Thursday, July 21, 2005

A tactical view of Analytical Reporting in osC

The long-term success of any business is dependent on the decisions it makes. And as a small business grows, so does the need to analyze the data they have collected to make these important business decisions. Forecasting, trend analysis and other aggregations of raw data are imperative to understanding your business to assist you in making these decisions. Yearly, quarterly, monthly, weekly, and daily aggregation of sales data, for example, give you great insight into how well the volume of your business is doing. And the more ways you look at your data, the better you can understand your business.

Unfortunately, these types of data aggregations can be incredibly taxing on server resources that your application relies on. So much so in fact, that eventually, your application will grind to a halt. Performance and usability of your application will become so poor that you’ll end up losing customers.

So, what does a medium to large storeowner who wishes to leverage all of that captured data without compromising performance do?

Ideally, data would be extracted, transformed (if necessary) and transferred over to an Operational Data Store (ODS) or Enterprise Data Warehouse (EDW) in a daily, incremental fashion, and then purged from the OLTP (On Line Analytical Processing) system after 30, 60 or 90 days. That would keep your application running on a ‘lean’ set of data for optimal performance. Data that would be occasionally needed by the application, such as order history, would be transferred over to the ODS, while data who’s only purpose would be to aggregate and analyze, would be moved over to the EDW.

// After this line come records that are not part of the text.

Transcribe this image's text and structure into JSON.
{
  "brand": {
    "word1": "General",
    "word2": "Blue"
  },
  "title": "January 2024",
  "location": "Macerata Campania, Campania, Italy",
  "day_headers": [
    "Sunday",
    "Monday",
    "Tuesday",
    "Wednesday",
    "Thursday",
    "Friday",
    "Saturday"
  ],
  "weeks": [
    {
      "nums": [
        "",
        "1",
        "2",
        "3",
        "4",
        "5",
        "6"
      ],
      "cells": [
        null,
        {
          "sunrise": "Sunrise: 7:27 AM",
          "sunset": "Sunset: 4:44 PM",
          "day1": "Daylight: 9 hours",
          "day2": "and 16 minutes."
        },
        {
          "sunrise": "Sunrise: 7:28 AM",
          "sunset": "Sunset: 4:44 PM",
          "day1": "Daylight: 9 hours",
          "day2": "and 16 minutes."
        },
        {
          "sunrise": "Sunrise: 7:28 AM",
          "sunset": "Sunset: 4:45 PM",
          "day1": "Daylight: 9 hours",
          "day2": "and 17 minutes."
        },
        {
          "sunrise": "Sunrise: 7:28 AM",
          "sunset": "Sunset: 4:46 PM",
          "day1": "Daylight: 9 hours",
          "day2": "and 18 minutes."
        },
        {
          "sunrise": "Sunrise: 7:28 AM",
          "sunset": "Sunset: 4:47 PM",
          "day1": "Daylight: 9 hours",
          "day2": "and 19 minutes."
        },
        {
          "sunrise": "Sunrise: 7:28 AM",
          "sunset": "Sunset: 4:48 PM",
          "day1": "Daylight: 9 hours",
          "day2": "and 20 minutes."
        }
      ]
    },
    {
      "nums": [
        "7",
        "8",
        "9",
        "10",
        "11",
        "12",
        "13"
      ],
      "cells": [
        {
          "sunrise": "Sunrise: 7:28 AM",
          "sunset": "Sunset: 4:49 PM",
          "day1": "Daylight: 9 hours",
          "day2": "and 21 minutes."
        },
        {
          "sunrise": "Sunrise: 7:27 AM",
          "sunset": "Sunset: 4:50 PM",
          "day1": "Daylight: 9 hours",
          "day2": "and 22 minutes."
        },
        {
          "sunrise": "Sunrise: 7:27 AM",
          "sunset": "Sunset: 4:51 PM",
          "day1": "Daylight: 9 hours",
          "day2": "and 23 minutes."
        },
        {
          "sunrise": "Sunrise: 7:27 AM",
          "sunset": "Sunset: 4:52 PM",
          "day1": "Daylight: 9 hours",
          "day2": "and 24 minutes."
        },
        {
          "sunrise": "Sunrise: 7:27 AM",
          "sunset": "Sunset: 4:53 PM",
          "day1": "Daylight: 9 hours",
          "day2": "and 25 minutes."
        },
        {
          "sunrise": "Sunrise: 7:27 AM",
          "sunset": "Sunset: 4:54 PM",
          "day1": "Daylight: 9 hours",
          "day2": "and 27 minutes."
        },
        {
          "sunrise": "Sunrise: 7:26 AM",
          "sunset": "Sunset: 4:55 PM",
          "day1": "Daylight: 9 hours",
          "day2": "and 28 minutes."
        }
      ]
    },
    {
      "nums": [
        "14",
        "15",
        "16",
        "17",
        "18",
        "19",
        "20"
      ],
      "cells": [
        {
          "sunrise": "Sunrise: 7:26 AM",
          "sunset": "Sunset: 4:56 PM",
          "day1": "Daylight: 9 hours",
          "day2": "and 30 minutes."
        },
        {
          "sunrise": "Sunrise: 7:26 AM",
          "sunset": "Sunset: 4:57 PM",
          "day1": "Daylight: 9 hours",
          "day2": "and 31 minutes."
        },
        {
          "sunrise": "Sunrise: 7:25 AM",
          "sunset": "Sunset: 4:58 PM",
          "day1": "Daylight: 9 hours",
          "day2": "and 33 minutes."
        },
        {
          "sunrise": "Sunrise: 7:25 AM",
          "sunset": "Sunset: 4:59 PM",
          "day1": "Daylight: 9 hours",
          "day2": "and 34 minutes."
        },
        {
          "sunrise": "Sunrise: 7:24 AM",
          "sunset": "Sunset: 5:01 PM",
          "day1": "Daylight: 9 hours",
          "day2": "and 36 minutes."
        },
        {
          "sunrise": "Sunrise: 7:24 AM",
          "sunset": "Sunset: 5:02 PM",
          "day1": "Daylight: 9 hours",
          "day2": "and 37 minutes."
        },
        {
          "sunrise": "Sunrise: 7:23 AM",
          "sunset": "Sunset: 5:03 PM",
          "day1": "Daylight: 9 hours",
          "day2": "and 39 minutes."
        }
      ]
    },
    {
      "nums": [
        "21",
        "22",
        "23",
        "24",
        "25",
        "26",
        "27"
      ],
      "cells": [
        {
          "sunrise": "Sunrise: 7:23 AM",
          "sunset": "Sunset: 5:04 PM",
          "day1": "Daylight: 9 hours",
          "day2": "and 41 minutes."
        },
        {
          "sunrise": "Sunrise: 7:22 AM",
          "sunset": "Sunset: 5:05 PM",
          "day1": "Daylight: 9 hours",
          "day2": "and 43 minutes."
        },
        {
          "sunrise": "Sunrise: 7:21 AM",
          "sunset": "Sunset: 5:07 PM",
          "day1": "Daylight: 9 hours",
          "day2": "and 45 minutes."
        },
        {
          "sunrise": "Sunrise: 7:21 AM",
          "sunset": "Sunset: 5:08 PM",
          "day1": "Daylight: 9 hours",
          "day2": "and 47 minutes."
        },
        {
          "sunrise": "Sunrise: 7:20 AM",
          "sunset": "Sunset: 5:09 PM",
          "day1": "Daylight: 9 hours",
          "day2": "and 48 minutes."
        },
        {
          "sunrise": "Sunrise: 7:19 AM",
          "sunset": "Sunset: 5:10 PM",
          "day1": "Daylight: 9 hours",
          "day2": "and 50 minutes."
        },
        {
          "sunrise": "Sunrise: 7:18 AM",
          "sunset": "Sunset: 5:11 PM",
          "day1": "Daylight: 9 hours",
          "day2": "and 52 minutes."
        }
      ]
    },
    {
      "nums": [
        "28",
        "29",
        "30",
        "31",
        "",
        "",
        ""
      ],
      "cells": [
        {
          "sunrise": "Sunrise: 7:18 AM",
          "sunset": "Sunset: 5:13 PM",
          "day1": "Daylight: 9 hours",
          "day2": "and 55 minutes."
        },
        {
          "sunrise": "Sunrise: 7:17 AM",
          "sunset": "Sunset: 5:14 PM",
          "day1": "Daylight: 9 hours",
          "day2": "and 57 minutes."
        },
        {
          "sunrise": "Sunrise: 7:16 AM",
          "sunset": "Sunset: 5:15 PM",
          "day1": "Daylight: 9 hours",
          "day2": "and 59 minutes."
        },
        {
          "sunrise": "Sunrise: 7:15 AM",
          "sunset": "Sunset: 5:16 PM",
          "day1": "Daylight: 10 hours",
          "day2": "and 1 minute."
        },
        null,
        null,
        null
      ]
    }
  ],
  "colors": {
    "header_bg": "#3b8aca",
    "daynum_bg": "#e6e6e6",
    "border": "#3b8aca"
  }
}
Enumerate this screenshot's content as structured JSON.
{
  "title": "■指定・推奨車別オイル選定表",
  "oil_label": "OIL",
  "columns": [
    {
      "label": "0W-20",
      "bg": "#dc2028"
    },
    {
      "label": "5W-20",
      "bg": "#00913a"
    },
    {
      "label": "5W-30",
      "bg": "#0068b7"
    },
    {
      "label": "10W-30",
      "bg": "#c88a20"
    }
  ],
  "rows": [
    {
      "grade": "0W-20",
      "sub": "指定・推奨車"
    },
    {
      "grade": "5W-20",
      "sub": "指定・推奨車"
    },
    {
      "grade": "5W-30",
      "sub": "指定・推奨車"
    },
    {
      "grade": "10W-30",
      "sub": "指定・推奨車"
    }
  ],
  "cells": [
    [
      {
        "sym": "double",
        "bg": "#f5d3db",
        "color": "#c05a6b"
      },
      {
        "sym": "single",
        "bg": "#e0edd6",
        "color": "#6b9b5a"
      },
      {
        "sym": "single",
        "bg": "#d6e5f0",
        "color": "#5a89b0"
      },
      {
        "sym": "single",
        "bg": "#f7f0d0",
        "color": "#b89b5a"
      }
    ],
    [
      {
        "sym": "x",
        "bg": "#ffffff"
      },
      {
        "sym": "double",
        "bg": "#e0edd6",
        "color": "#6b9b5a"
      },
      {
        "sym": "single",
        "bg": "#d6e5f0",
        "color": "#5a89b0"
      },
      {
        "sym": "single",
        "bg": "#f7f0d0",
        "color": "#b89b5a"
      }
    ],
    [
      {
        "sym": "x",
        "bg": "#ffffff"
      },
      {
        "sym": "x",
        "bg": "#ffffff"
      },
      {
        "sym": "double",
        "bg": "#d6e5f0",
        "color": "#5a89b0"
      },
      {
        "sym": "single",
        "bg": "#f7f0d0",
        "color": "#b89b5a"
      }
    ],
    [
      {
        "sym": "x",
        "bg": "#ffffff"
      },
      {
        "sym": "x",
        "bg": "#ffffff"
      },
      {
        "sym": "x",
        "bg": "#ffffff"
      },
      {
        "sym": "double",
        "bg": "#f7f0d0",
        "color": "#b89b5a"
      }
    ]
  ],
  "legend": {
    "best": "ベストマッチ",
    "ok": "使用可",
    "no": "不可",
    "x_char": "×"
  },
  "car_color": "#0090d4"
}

However, this introduces a new level of complexity into the data model. Two things specifically jump out at me that would require consideration in the OLTP database in order to insure data integrity between the reporting structures, and the OLTP database. In order to support the incremental extraction, I think you’d need to have a couple of very dependable timestamps. You’d need to have one column for the timestamp of the row was inserted, and one for the timestamp that the row was last updated. In conjunction, you’d also need a solid set of triggers, that you’d use to ensure that any time a row in the OLTP database was updated, to make sure that new, updated row was included in the extractions.

In addition to the timestamps, I think you’d need to have a reliable deletion audit trail. Obviously, if data is deleted in the OLTP database, you need a way to also delete it from the ODS and/or EDW. Typically, this is handled with a delete trigger, and a ‘delete_log’ table. After the ETL (Electronic Load and Transfer) process extracts and loads data from the OLTP system into the reporting structures, it will also grab all of the deleted rows from the ‘delete_log’ table, iterate through them, and update the tables in the ODS/EDW accordingly, either deleting them, or marking them as deleted.

These are all fairly common industry standard methods of keeping the OLTP database from becoming bogged down with too much data, and to keep contention down by moving reporting away from the application.

Unfortunately, there seem to be some inherent problems with MySQL that hinder us from being able to accomplish this easily. First of all, MySQL doesn’t appear to support triggers. This requires that the application itself be responsible for ensuring that all deletions are recorded in the delete log table, and that all updates also include an update to the last updated timestamp. I’m don’t know about you, but I’m not a big proponent of trusting the application to do anything when it come to data integrity.

With all of this being said, while I’d certainly be up to the challenge of creating an ODS/EDW for an osC OLTP system (through, I’m of the opinion that once a small business grows beyond the point of being ‘small’, it’s time to start looking for a new shopping cart application.